Further questions from the survey continue on this theme: presented with five propositions as to why there are fewer women than men in parliament, the most popular was that “political parties do not do enough to ensure gender equality in their organisations”, with which 63% agreed. Forty-eight per cent indicated support for gender quotas, with 36% opposed. Variations by party support were in the directions you would expect, but were not of great magnitude.

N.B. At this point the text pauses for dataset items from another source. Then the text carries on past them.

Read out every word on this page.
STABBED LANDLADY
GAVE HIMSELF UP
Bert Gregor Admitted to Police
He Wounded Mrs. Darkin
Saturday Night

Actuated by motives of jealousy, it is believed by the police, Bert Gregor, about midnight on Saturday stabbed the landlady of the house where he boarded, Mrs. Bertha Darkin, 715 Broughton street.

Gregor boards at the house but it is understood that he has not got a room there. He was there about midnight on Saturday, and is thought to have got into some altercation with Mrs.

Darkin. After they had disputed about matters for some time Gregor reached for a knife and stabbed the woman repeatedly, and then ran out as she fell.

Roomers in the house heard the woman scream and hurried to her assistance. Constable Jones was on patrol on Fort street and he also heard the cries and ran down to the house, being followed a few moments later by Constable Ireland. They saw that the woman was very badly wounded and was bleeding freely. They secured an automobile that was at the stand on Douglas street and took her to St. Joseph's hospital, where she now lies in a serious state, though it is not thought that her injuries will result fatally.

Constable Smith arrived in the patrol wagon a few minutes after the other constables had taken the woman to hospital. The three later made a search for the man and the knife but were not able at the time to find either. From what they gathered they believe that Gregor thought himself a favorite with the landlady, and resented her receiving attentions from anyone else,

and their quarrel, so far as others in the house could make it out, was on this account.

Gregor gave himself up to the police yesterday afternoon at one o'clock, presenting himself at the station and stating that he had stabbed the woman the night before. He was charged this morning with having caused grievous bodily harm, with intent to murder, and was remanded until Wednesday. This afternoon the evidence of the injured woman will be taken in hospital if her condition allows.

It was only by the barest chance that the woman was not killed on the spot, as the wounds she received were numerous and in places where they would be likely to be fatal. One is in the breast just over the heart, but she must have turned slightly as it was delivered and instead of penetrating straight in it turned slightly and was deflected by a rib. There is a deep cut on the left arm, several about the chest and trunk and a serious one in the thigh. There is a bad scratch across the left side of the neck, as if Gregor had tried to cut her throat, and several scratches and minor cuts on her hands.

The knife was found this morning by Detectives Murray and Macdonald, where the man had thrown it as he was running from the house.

On other fronts, the poll finds respondents taking a mostly positive view of the causalisation of the workforce: while they were most likely to believe it was good for employers, at 65% versus 11% for bad, 46% felt it had been good for the economy, 42% for indivdual workers and 41% for the nation, compared with respective bad ratings of 19%, 29% and 26%. However, 84% expressed support for the right of workers to convert from casual to permanent employment after six months, with only 10% opposed, and 80% felt gig-based workers with regular hours should be recognised with permanent employment, with only 8% opposed.
For good measure, the poll finds 48% supportive for a republic and 28% opposed, although the question emphasises “a republic with an Australian head of state”, which tends to encourage a positive result. The poll was conducted Wednesday to Sunday from a sample of 1100.